The Paulet–Newcombe Agreement or Paulet-Newcombe Line, also known as the Franco-British Boundary Agreements, were a sequence of agreements signed between 1920-23 between the British and French governments regarding the position and nature of the boundary between the Mandates of Palestine and Mesopotamia, attributed to Great Britain, and the Mandate of Syria and the Lebanon, attributed to France. The agreements fixed the line of the Syrian-Palestinian border (now the Syrian-Israeli border) between the Mediterranean Sea and the town of Al-Hamma. The agreement takes its name from French Lieutenant Colonel N. Paulet and British Lieutenant Colonel S. F. Newcombe, who were appointed to lead the Boundary Commission.

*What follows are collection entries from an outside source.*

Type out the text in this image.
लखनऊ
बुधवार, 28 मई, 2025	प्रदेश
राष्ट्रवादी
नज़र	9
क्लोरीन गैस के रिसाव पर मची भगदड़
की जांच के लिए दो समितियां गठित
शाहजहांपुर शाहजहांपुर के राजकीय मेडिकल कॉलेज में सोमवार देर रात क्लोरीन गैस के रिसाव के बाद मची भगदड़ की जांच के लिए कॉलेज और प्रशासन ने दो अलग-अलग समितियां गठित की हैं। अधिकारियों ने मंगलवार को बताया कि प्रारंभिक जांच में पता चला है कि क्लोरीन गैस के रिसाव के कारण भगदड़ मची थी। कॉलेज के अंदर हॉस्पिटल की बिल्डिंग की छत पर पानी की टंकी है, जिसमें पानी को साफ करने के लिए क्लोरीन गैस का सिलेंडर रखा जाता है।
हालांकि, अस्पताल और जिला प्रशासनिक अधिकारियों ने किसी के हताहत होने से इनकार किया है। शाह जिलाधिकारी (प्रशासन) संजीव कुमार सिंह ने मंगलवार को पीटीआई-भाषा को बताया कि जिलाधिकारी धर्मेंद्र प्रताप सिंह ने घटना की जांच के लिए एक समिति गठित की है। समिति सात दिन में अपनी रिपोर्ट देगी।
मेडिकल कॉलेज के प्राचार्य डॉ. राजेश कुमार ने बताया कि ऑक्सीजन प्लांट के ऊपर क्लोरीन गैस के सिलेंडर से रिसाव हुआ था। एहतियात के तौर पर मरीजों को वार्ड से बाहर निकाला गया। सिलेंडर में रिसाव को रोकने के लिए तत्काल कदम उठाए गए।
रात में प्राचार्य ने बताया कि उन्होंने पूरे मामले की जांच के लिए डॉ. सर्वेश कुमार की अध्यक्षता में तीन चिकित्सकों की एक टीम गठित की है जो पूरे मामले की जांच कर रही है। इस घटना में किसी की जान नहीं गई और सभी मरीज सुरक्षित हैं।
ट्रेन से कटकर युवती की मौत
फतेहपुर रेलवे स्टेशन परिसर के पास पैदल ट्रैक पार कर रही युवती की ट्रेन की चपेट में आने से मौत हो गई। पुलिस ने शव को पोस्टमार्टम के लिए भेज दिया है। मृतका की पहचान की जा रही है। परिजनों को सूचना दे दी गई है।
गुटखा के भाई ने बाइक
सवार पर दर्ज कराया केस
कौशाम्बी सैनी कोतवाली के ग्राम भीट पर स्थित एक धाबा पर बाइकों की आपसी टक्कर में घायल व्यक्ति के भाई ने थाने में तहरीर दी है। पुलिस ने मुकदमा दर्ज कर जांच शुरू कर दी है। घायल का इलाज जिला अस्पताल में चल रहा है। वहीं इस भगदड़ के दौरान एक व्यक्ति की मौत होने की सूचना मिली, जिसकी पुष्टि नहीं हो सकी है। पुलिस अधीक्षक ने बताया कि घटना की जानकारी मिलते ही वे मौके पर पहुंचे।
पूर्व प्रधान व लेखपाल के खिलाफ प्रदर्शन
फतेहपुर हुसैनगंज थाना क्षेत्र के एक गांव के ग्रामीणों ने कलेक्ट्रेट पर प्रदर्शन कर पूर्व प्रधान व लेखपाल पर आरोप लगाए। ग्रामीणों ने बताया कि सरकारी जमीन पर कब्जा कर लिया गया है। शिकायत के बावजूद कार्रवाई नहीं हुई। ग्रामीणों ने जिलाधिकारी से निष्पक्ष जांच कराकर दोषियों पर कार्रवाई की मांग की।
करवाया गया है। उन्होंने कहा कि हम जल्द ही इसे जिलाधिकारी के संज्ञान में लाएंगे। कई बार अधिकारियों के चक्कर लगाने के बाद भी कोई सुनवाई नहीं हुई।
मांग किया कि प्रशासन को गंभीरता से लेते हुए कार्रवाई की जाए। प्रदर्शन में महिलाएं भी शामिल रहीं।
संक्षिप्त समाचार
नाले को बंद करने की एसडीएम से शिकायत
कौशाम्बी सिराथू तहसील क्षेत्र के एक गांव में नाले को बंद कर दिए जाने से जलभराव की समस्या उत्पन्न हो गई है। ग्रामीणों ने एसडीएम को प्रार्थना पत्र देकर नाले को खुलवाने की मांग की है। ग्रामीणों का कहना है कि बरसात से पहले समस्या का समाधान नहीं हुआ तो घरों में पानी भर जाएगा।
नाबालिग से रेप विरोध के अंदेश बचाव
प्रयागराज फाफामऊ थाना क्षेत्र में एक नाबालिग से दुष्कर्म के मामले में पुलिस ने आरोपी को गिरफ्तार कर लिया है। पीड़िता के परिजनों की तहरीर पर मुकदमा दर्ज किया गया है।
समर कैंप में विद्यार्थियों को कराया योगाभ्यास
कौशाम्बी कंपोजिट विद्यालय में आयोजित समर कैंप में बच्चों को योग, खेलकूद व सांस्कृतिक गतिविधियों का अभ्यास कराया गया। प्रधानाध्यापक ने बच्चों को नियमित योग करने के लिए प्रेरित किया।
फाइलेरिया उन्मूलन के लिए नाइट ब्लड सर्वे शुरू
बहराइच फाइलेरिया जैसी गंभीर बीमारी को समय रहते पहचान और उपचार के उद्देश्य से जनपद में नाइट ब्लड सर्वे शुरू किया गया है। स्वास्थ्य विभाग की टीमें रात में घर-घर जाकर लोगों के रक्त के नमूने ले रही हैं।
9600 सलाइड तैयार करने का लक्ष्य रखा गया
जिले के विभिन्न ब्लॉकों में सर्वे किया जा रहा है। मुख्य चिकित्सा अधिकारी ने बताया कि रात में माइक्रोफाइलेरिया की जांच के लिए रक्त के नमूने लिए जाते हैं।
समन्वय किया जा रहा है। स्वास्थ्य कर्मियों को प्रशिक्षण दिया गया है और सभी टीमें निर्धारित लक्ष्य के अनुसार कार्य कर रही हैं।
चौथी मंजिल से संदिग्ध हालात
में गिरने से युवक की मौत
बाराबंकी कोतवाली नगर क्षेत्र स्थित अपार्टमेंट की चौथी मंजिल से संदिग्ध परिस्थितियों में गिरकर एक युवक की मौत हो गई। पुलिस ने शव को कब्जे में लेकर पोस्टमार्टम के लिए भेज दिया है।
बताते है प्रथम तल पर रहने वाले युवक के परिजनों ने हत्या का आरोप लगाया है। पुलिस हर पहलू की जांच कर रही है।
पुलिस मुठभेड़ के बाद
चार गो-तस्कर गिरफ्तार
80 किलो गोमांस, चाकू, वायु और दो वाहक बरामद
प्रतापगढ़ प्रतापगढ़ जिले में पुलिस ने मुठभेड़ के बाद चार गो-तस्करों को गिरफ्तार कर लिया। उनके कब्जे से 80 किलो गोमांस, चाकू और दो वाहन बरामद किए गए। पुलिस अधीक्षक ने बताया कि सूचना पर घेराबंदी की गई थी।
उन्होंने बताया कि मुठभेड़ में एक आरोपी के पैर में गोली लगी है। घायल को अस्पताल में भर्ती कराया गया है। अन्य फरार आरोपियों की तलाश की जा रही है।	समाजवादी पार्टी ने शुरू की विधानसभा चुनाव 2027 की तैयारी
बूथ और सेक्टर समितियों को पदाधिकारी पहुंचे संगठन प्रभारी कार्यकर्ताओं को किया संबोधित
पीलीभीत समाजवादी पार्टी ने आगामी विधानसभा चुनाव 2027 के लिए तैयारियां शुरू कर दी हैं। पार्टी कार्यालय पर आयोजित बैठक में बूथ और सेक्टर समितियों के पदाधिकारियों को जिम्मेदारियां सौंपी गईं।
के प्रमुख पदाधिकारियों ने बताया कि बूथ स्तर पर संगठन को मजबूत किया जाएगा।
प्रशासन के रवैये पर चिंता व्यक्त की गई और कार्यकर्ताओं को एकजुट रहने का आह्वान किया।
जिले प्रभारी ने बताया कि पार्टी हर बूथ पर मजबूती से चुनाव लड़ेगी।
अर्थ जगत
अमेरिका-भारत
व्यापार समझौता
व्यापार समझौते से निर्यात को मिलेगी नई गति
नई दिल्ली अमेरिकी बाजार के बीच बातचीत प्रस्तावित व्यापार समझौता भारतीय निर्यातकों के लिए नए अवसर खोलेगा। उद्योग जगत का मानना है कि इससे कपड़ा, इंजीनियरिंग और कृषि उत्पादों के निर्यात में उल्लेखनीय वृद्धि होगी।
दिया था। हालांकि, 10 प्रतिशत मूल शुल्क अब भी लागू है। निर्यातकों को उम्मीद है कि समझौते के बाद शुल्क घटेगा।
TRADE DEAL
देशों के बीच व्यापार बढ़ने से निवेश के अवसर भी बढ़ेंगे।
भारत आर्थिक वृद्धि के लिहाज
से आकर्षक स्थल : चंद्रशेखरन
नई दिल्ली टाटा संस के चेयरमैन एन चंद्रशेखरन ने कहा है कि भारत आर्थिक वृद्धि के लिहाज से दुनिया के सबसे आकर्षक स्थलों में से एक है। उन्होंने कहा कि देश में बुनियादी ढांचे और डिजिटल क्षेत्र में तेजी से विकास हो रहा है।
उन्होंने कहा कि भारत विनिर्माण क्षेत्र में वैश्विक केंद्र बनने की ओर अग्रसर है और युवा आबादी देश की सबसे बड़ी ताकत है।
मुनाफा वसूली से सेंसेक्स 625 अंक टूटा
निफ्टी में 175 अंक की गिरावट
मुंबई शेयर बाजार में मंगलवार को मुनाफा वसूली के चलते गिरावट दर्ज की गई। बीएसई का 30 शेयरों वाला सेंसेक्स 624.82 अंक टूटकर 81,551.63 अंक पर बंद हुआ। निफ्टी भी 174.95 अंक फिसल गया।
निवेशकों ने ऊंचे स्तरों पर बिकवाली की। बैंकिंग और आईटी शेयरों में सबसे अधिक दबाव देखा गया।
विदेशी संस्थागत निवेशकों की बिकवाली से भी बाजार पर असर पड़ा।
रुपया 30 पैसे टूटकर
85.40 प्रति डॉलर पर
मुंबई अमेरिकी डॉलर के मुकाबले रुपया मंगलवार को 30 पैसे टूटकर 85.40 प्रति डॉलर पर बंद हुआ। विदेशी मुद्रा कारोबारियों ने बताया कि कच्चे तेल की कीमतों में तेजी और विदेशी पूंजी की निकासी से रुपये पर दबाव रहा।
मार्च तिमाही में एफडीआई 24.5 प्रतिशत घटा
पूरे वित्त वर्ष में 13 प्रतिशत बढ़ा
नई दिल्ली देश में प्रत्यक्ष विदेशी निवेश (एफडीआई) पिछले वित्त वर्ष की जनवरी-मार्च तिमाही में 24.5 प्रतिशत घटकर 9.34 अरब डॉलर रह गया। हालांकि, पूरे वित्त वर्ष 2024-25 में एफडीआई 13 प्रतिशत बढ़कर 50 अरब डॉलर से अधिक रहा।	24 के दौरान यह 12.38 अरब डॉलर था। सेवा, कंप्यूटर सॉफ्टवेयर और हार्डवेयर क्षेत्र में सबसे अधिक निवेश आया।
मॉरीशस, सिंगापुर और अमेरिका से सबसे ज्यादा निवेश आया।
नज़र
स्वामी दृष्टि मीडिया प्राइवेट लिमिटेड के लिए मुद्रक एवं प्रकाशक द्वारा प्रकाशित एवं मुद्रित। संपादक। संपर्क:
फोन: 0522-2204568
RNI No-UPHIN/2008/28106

The boundary between the forthcoming British and French mandates was defined in broad terms in the 1920 "Franco-British Convention on Certain Points Connected with the Mandates for Syria and the Lebanon, Palestine and Mesopotamia", signed in Paris, on 23 December 1920. That agreement placed the bulk of the Golan Heights in the French sphere. The treaty also established a joint commission to settle the precise details of the border and mark it on the ground.
The commission submitted its final report on 3 February 1922, which included a number of amendments. It was approved with some caveats by the French and British governments on 7 March 1923, several months before Britain and France assumed their Mandatory responsibilities on 29 September 1923.